“Bad Advice” costs billions. That was the headline on the front page of USA Today on Tuesday. Focusing on retirement accounts as a priority, last week the President asked the Department of Labor to fix the problem of bad advice: namely addressing a systematic problem of high-cost and poor performing investments. Legislation requiring that all financial professionals be held to the fiduciary standard has been a topic of discussion for years. Fiduciaries are required to fully disclose all fees, and must always put the interest of clients ahead of their own. Big firms and insurance companies are now scrambling to protect their interests in the face of having to provide fully transparent costs and improved performance.

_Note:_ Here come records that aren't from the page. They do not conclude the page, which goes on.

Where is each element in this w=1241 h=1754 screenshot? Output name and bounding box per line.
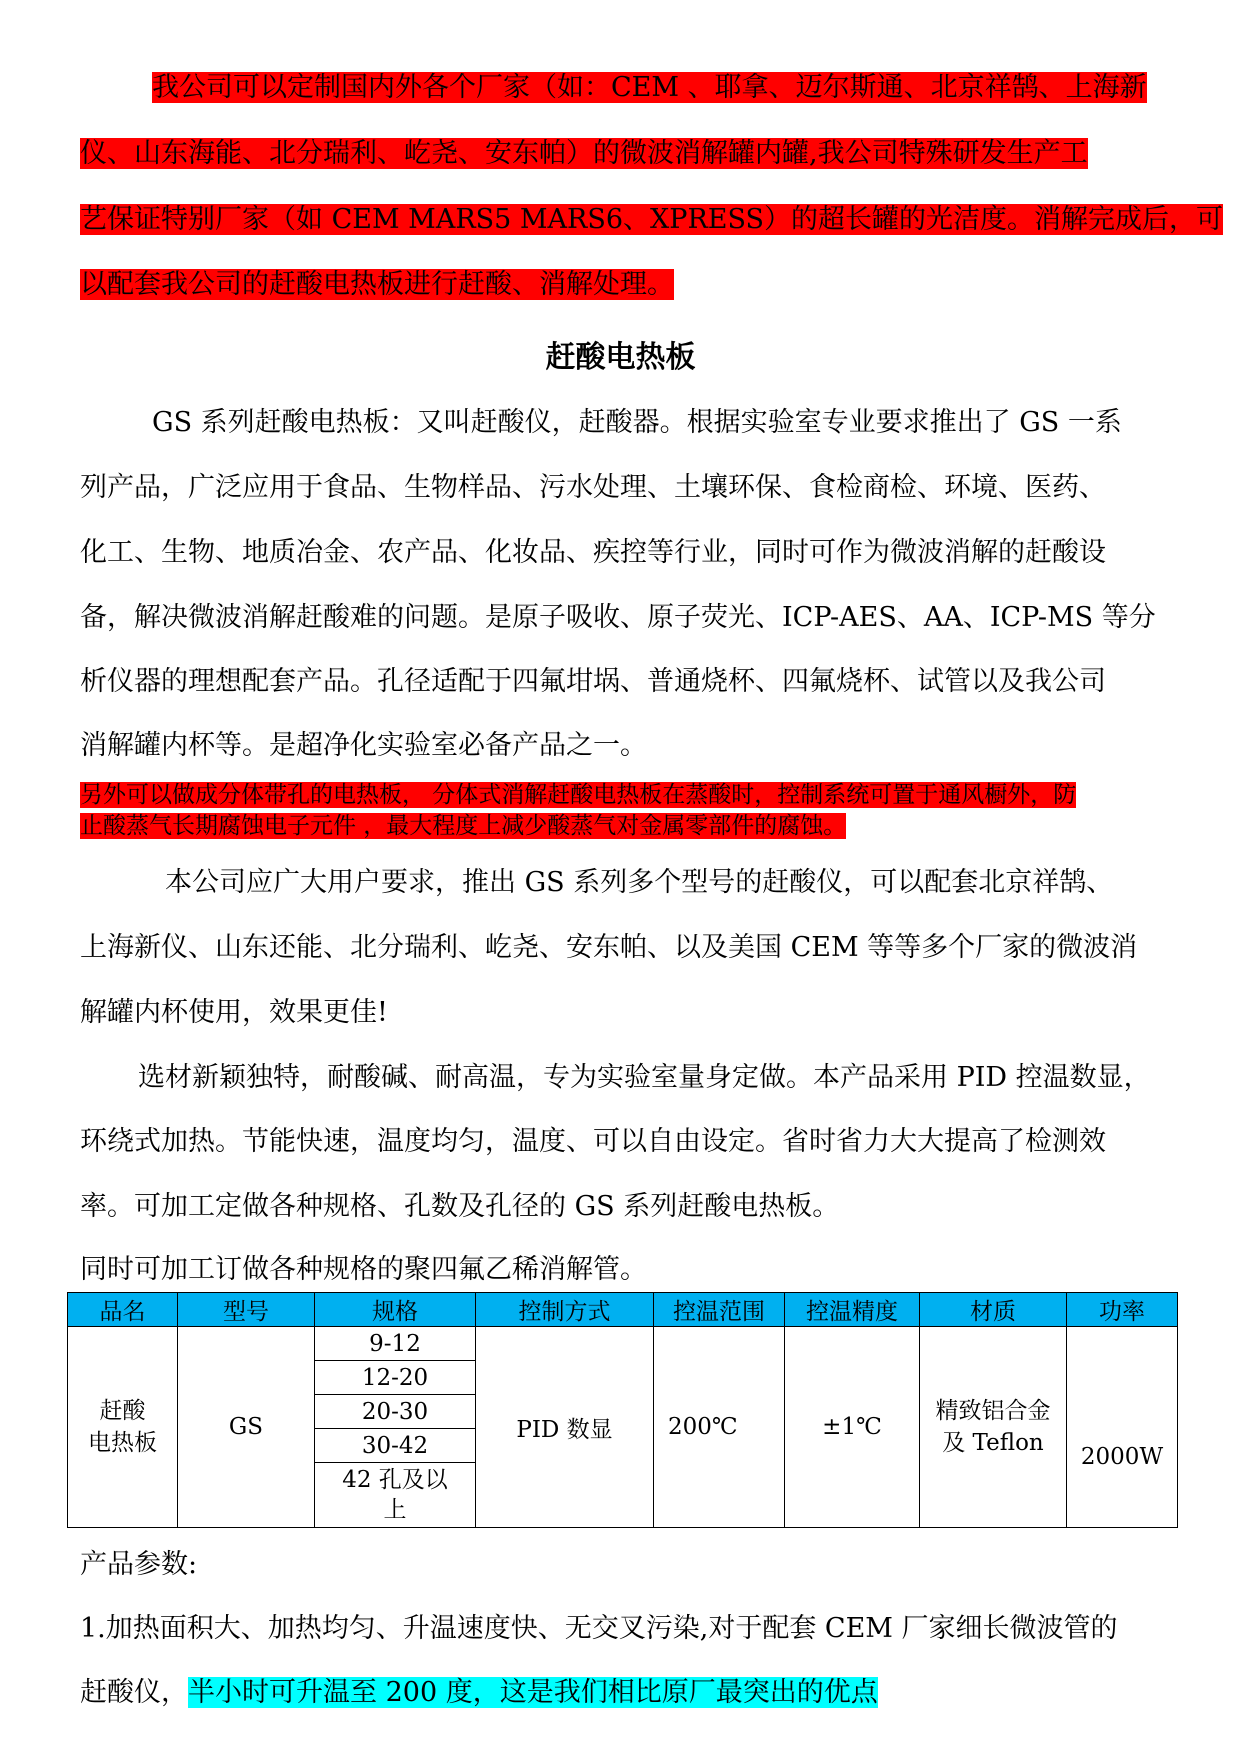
materials-line-3: 率。可加工定做各种规格、孔数及孔径的 GS 系列赶酸电热板。 [80,1191,840,1222]
params-heading: 产品参数: [80,1549,198,1580]
cell-name: 赶酸 电热板 [68,1327,178,1528]
cell-range: 200℃ [654,1327,785,1528]
cell-precision: ±1℃ [785,1327,920,1528]
cell-spec-1: 9-12 [315,1327,476,1361]
header-model: 型号 [178,1293,315,1327]
table-header-row [68,1293,1178,1327]
materials-line-1: 选材新颖独特，耐酸碱、耐高温，专为实验室量身定做。本产品采用 PID 控温数显， [138,1062,1151,1093]
models-line-3: 解罐内杯使用，效果更佳! [80,997,388,1028]
description-line-6: 消解罐内杯等。是超净化实验室必备产品之一。 [80,730,647,761]
materials-line-2: 环绕式加热。节能快速，温度均匀，温度、可以自由设定。省时省力大大提高了检测效 [80,1126,1106,1157]
cell-power: 2000W [1067,1327,1178,1528]
cell-control: PID 数显 [476,1327,654,1528]
header-spec: 规格 [315,1293,476,1327]
section-title: 赶酸电热板 [545,340,696,375]
description-line-3: 化工、生物、地质冶金、农产品、化妆品、疾控等行业，同时可作为微波消解的赶酸设 [80,537,1106,568]
cell-spec-2: 12-20 [315,1361,476,1395]
description-line-1: GS 系列赶酸电热板：又叫赶酸仪，赶酸器。根据实验室专业要求推出了 GS 一系 [152,407,1122,438]
table-row [68,1327,1178,1361]
header-name: 品名 [68,1293,178,1327]
intro-line-2: 仪、山东海能、北分瑞利、屹尧、安东帕）的微波消解罐内罐,我公司特殊研发生产工 [80,138,1088,169]
intro-line-4: 以配套我公司的赶酸电热板进行赶酸、消解处理。 [80,269,674,300]
description-line-4: 备，解决微波消解赶酸难的问题。是原子吸收、原子荧光、ICP-AES、AA、ICP-MS 等分 [80,602,1156,633]
note-line-1: 另外可以做成分体带孔的电热板， 分体式消解赶酸电热板在蒸酸时，控制系统可置于通风橱外，防 [80,782,1077,808]
intro-line-1: 我公司可以定制国内外各个厂家（如：CEM 、耶拿、迈尔斯通、北京祥鹄、上海新 [152,72,1147,103]
cell-spec-4: 30-42 [315,1429,476,1463]
header-range: 控温范围 [654,1293,785,1327]
description-line-5: 析仪器的理想配套产品。孔径适配于四氟坩埚、普通烧杯、四氟烧杯、试管以及我公司 [80,666,1106,697]
models-line-2: 上海新仪、山东还能、北分瑞利、屹尧、安东帕、以及美国 CEM 等等多个厂家的微波消 [80,932,1138,963]
params-item1-line1: 1.加热面积大、加热均匀、升温速度快、无交叉污染,对于配套 CEM 厂家细长微波管的 [80,1613,1118,1644]
note-line-2: 止酸蒸气长期腐蚀电子元件 ，最大程度上减少酸蒸气对金属零部件的腐蚀。 [80,813,847,839]
cell-material: 精致铝合金 及 Teflon [920,1327,1067,1528]
spec-table [67,1292,1178,1528]
description-line-2: 列产品，广泛应用于食品、生物样品、污水处理、土壤环保、食检商检、环境、医药、 [80,472,1106,503]
params-highlight: 半小时可升温至 200 度，这是我们相比原厂最突出的优点 [188,1677,878,1708]
intro-line-3: 艺保证特别厂家（如 CEM MARS5 MARS6、XPRESS）的超长罐的光洁度。消解完成后，可 [80,204,1224,235]
cell-model: GS [178,1327,315,1528]
header-precision: 控温精度 [785,1293,920,1327]
cell-spec-5: 42 孔及以 上 [315,1463,476,1528]
cell-spec-3: 20-30 [315,1395,476,1429]
header-power: 功率 [1067,1293,1178,1327]
models-line-1: 本公司应广大用户要求，推出 GS 系列多个型号的赶酸仪，可以配套北京祥鹄、 [165,867,1114,898]
params-item1-line2: 赶酸仪，半小时可升温至 200 度，这是我们相比原厂最突出的优点 [80,1677,878,1708]
header-control: 控制方式 [476,1293,654,1327]
materials-line-4: 同时可加工订做各种规格的聚四氟乙稀消解管。 [80,1254,647,1285]
header-material: 材质 [920,1293,1067,1327]
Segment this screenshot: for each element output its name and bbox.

Not me. I already am a fiduciary. Registered Investment Advisory Firms (RIA’s) are already held to this standard. When I add a stock to the Pawleys strategies, I do so with one thing in mind: delivering positive performance outcomes for my investors. Anyone who participates as an investor directly with my company or via the new HedgeCoVest platform pays a flat fee. All trading commissions are disclosed in advance, and are not collected by my company or HedgeCovest, thus eliminating any conflict of interest or possibility of churning (excessive trading by brokers to generate commissions to line their own pockets).
I am proud to be a RIA and to also be part of a platform that fully discloses fees. Obama and the DOL should take a look at the RIA model and the new HedgeCoVest platform as an example of the type of transparency that all investors should experience.